The unfitness of either of these modes of arrangement to find an unknown character, led to another classification according to their composition, by selecting the most prominent parts of each character as its key, or radical, and grouping those together in which the same key occurred. This plan was adopted subsequently to that of arranging the characters according to the sounds, about A.D. 543, when their number was put at five hundred and forty-two; they were afterward reduced to three hundred and sixty, and toward the close of the Ming dynasty finally fixed at two hundred and fourteen in the Tsz’ Lui. It is now in general use from the adoption of the abridged dictionary, the Kanghí Tsz’ Tien; though this number could have been advantageously reduced, as has been shown by Gonçalves, its universal adoption, more than anything else, renders it the best system.
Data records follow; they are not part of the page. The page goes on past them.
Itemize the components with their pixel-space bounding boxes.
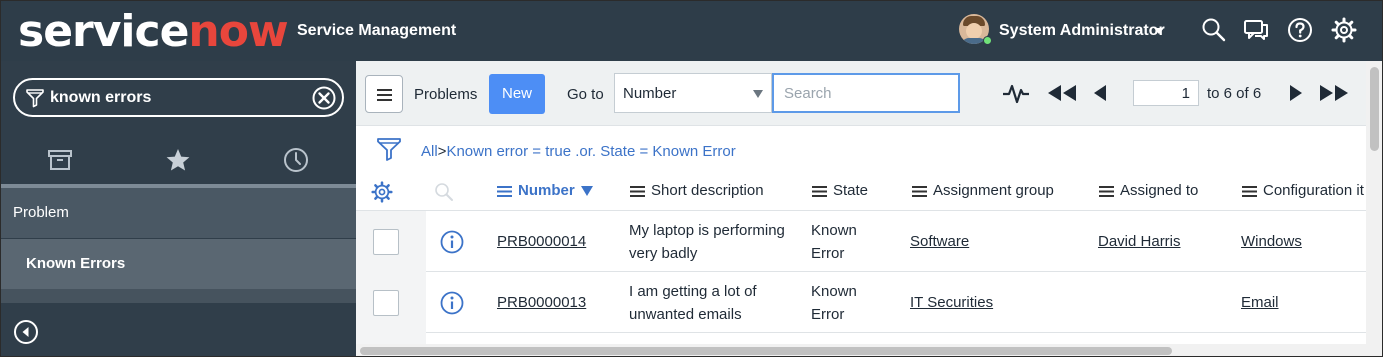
configuration-item-link[interactable]: Windows	[1241, 230, 1302, 253]
user-menu-name[interactable]: System Administrator	[999, 22, 1165, 40]
filter-icon[interactable]	[376, 136, 402, 162]
column-label: Configuration it	[1263, 182, 1364, 199]
servicenow-logo[interactable]: servicenow	[18, 6, 289, 57]
column-label: Short description	[651, 182, 764, 199]
application-navigator: known errors Problem Known Errors	[1, 61, 356, 356]
table-row	[356, 333, 1366, 344]
assigned-to-link[interactable]: David Harris	[1098, 230, 1181, 253]
star-icon[interactable]	[165, 147, 191, 173]
vertical-scrollbar[interactable]	[1366, 61, 1382, 356]
state-line: Known	[811, 222, 857, 239]
search-input[interactable]	[772, 73, 960, 113]
column-label: Assigned to	[1120, 182, 1199, 199]
state-line: Known	[811, 283, 857, 300]
goto-field-select[interactable]: Number	[614, 73, 772, 113]
short-description-line: very badly	[629, 245, 698, 262]
chat-icon[interactable]	[1243, 17, 1269, 43]
state-line: Error	[811, 245, 845, 262]
column-header-short-description[interactable]: Short description	[630, 182, 764, 199]
scrollbar-thumb[interactable]	[360, 347, 1172, 355]
short-description-line: I am getting a lot of	[629, 283, 757, 300]
list-title: Problems	[414, 86, 478, 103]
nav-item-known-errors[interactable]: Known Errors	[1, 239, 356, 289]
list-content: Problems New Go to Number 1 to 6 of 6	[356, 61, 1382, 356]
table-row: PRB0000014 My laptop is performing very …	[356, 211, 1366, 272]
dropdown-arrow-icon	[753, 90, 763, 98]
chevron-down-icon[interactable]	[1154, 28, 1164, 34]
navigator-filter-input[interactable]: known errors	[13, 78, 344, 117]
last-page-icon[interactable]	[1318, 81, 1350, 105]
column-label: State	[833, 182, 869, 199]
page-number-input[interactable]: 1	[1133, 80, 1199, 106]
list-header-row: Number Short description State Assignmen…	[356, 173, 1366, 211]
state-line: Error	[811, 306, 845, 323]
column-header-state[interactable]: State	[812, 182, 868, 199]
app-frame: servicenow Service Management System Adm…	[0, 0, 1383, 357]
column-header-number[interactable]: Number	[497, 182, 593, 199]
nav-item-label: Known Errors	[26, 255, 126, 272]
column-header-assigned-to[interactable]: Assigned to	[1099, 182, 1198, 199]
new-button[interactable]: New	[489, 74, 545, 114]
breadcrumb-text: All>Known error = true .or. State = Know…	[421, 143, 736, 160]
next-page-icon[interactable]	[1288, 81, 1304, 105]
short-description-line: My laptop is performing	[629, 222, 785, 239]
scrollbar-thumb[interactable]	[1370, 67, 1379, 151]
nav-divider	[1, 289, 356, 303]
collapse-navigator-icon[interactable]	[13, 319, 39, 345]
problem-number-link[interactable]: PRB0000013	[497, 291, 586, 314]
goto-field-value: Number	[623, 85, 677, 102]
page-range: to 6 of 6	[1207, 85, 1262, 102]
product-name: Service Management	[297, 22, 457, 39]
filter-value: known errors	[50, 89, 152, 106]
previous-page-icon[interactable]	[1092, 81, 1108, 105]
logo-prefix: service	[18, 6, 189, 57]
row-checkbox[interactable]	[373, 229, 399, 255]
column-label: Assignment group	[933, 182, 1054, 199]
first-page-icon[interactable]	[1046, 81, 1078, 105]
nav-module-label: Problem	[13, 204, 69, 221]
horizontal-scrollbar[interactable]	[356, 344, 1366, 356]
sort-descending-icon	[580, 186, 593, 197]
column-header-configuration-item[interactable]: Configuration it	[1242, 182, 1364, 199]
list-toolbar: Problems New Go to Number 1 to 6 of 6	[356, 61, 1382, 126]
column-header-assignment-group[interactable]: Assignment group	[912, 182, 1054, 199]
row-checkbox[interactable]	[373, 290, 399, 316]
search-icon[interactable]	[1201, 17, 1227, 43]
goto-label: Go to	[567, 86, 604, 103]
assignment-group-link[interactable]: Software	[910, 230, 969, 253]
info-icon[interactable]	[440, 291, 464, 315]
list-menu-button[interactable]	[365, 75, 403, 113]
table-row: PRB0000013 I am getting a lot of unwante…	[356, 272, 1366, 333]
filter-icon	[26, 89, 44, 108]
logo-suffix: now	[188, 6, 288, 57]
column-label: Number	[518, 182, 575, 199]
configuration-item-link[interactable]: Email	[1241, 291, 1279, 314]
archive-icon[interactable]	[47, 147, 73, 173]
breadcrumb: All>Known error = true .or. State = Know…	[356, 127, 1366, 173]
clock-icon[interactable]	[283, 147, 309, 173]
nav-module-problem[interactable]: Problem	[1, 188, 356, 238]
gear-icon[interactable]	[1331, 17, 1357, 43]
info-icon[interactable]	[440, 230, 464, 254]
activity-icon[interactable]	[1002, 81, 1030, 105]
navigator-tabs	[1, 133, 356, 185]
column-search-icon[interactable]	[434, 182, 454, 202]
breadcrumb-filter-link[interactable]: Known error = true .or. State = Known Er…	[446, 143, 735, 160]
top-bar: servicenow Service Management System Adm…	[1, 1, 1382, 61]
help-icon[interactable]	[1287, 17, 1313, 43]
presence-indicator	[983, 36, 992, 45]
assignment-group-link[interactable]: IT Securities	[910, 291, 993, 314]
clear-filter-icon[interactable]	[312, 86, 336, 110]
personalize-list-gear-icon[interactable]	[371, 181, 393, 203]
breadcrumb-all-link[interactable]: All	[421, 143, 438, 160]
problem-number-link[interactable]: PRB0000014	[497, 230, 586, 253]
short-description-line: unwanted emails	[629, 306, 742, 323]
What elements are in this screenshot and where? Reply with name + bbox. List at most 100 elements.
All characters found under the same radical are placed consecutively, according to the number of strokes necessary to write them, but no regularity is observed in placing those having the same number of strokes. The term primitive has been technically applied to the remaining part of the character, which, though perhaps no older than the radical, is conveniently denoted by this word. The characters selected for the radicals are all common ones, and among the most ancient in the language; they are here grouped according to their meanings in order to show something of the leading ideas followed in combination.
RADICALS AND PRIMITIVES.
Corporal.—Body, corpse, head, hair, down, whiskers, face, eye, ear, nose, mouth, teeth, tusk, tongue, hand, heart, foot, hide, leather, skin, wings, feathers, blood, flesh, talons, horn, bones.
Biological.—Man, woman, child; horse, sheep, tiger, dog, ox, hog, hog’s head, deer; tortoise, dragon, reptile, mouse, toad; bird, gallinaceous fowls; fish; insect.